Gently, these ivory curtains lift and lower, silent in the steady breeze. Because I don't sleep, I watch them, every night, every morning, studying the play of outside light as it filters in. I know the time of night-and-day better than any mountain man, traveler, wanderer or astronomer.

Always so silent here, the opposite of my room, where the inkyblack sucks out all color and I have no curtains but boring blinds, and I must close the window tight because the neighbor's dog never ever stops barking and the street light glares belligerently inside.

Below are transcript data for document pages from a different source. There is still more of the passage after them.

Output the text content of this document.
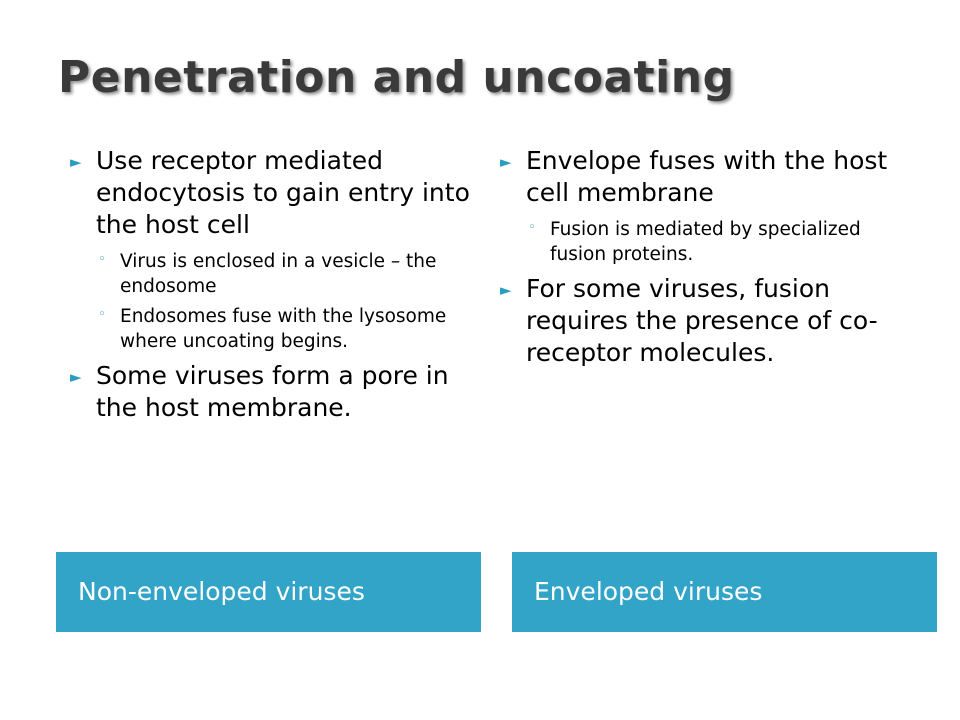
Penetration and uncoating
► Use receptor mediated endocytosis to gain entry into the host cell
◦ Virus is enclosed in a vesicle – the endosome
◦ Endosomes fuse with the lysosome where uncoating begins.
► Some viruses form a pore in the host membrane.
► Envelope fuses with the host cell membrane
◦ Fusion is mediated by specialized fusion proteins.
► For some viruses, fusion requires the presence of co-receptor molecules.
Non-enveloped viruses	Enveloped viruses
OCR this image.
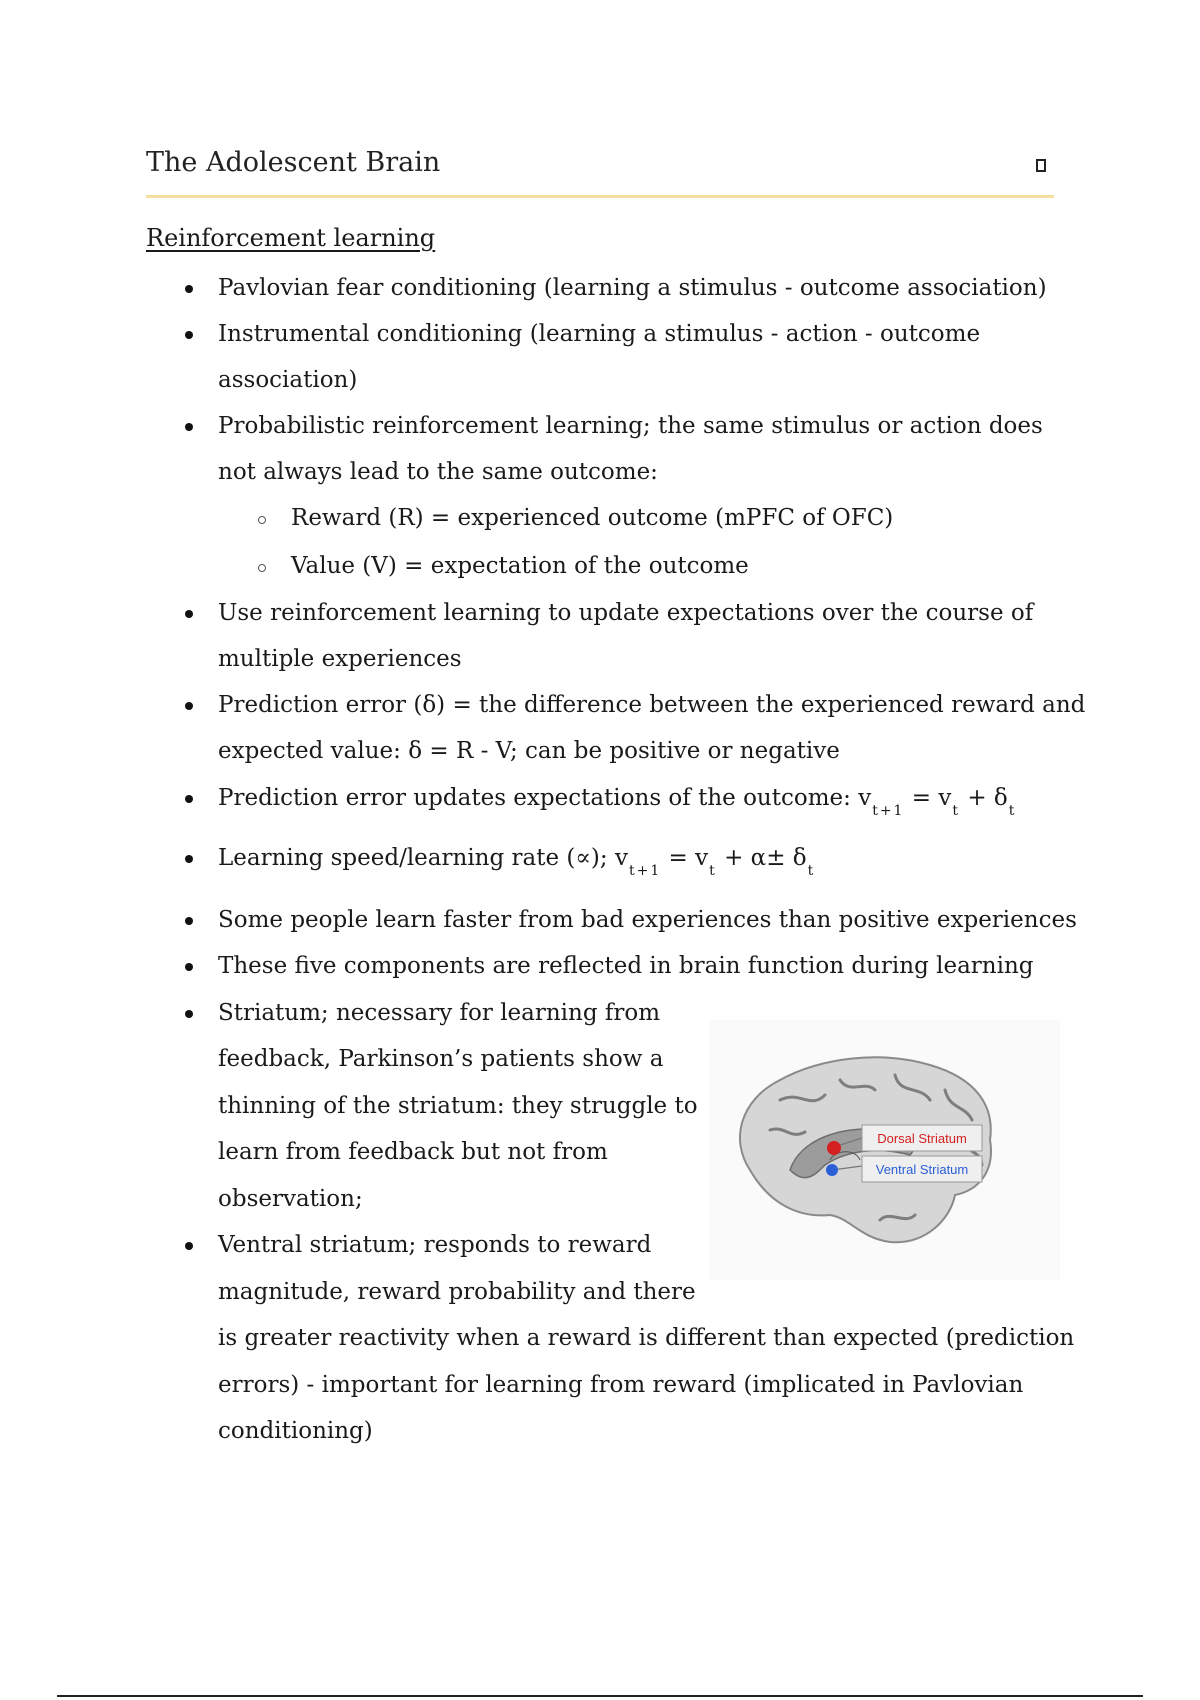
The Adolescent Brain
Reinforcement learning
Pavlovian fear conditioning (learning a stimulus - outcome association)
Instrumental conditioning (learning a stimulus - action - outcome
association)
Probabilistic reinforcement learning; the same stimulus or action does
not always lead to the same outcome:
Reward (R) = experienced outcome (mPFC of OFC)
Value (V) = expectation of the outcome
Use reinforcement learning to update expectations over the course of
multiple experiences
Prediction error (δ) = the difference between the experienced reward and
expected value: δ = R - V; can be positive or negative
Prediction error updates expectations of the outcome: $v_{t+1} = v_t + \delta_t$
Learning speed/learning rate (∝); $v_{t+1} = v_t + \alpha\pm \delta_t$
Some people learn faster from bad experiences than positive experiences
These five components are reflected in brain function during learning
Striatum; necessary for learning from
feedback, Parkinson’s patients show a
thinning of the striatum: they struggle to
learn from feedback but not from
observation;
Ventral striatum; responds to reward
magnitude, reward probability and there
is greater reactivity when a reward is different than expected (prediction
errors) - important for learning from reward (implicated in Pavlovian
conditioning)
Dorsal Striatum
Ventral Striatum
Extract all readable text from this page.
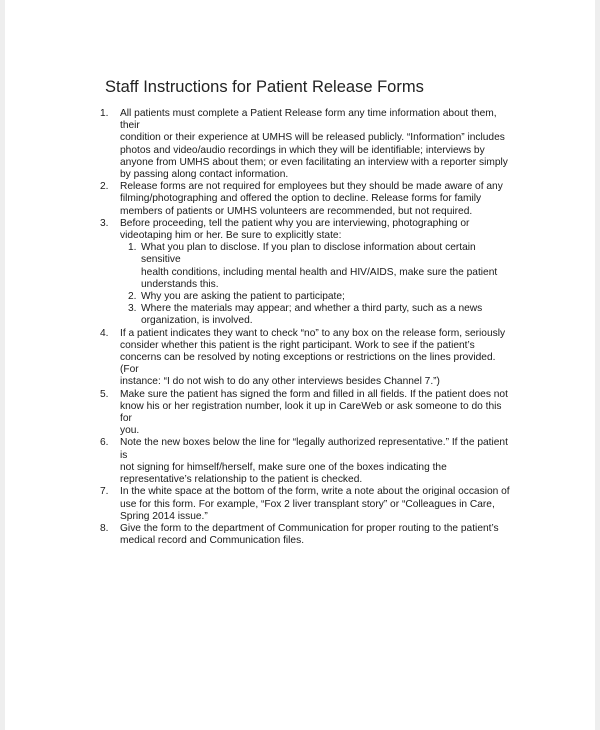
Staff Instructions for Patient Release Forms
1.	All patients must complete a Patient Release form any time information about them, their
condition or their experience at UMHS will be released publicly. “Information” includes
photos and video/audio recordings in which they will be identifiable; interviews by
anyone from UMHS about them; or even facilitating an interview with a reporter simply
by passing along contact information.
2.	Release forms are not required for employees but they should be made aware of any
filming/photographing and offered the option to decline. Release forms for family
members of patients or UMHS volunteers are recommended, but not required.
3.	Before proceeding, tell the patient why you are interviewing, photographing or
videotaping him or her. Be sure to explicitly state:
1. What you plan to disclose. If you plan to disclose information about certain sensitive
health conditions, including mental health and HIV/AIDS, make sure the patient
understands this.
2. Why you are asking the patient to participate;
3. Where the materials may appear; and whether a third party, such as a news
organization, is involved.
4.	If a patient indicates they want to check “no” to any box on the release form, seriously
consider whether this patient is the right participant. Work to see if the patient’s
concerns can be resolved by noting exceptions or restrictions on the lines provided. (For
instance: “I do not wish to do any other interviews besides Channel 7.”)
5.	Make sure the patient has signed the form and filled in all fields. If the patient does not
know his or her registration number, look it up in CareWeb or ask someone to do this for
you.
6.	Note the new boxes below the line for “legally authorized representative.” If the patient is
not signing for himself/herself, make sure one of the boxes indicating the
representative’s relationship to the patient is checked.
7.	In the white space at the bottom of the form, write a note about the original occasion of
use for this form. For example, “Fox 2 liver transplant story” or “Colleagues in Care,
Spring 2014 issue.”
8.	Give the form to the department of Communication for proper routing to the patient’s
medical record and Communication files.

None of that keeps me up-there is insomnia regardless-but it rattles my nerves and so I shut the window to keep it all out. And then because it's pointless I leave, even though every night I decide I will forgo calling Edward, asking him to meet me at the end of the street for a ride to his house.

Every night I determine to stay home and every night I decide to leave.

Here, in Edward's naturally hued bedroom, cream and tan and beige and wood, it's dreamy (though I can't dream) and sweet (although his refusal to touch me is bitter).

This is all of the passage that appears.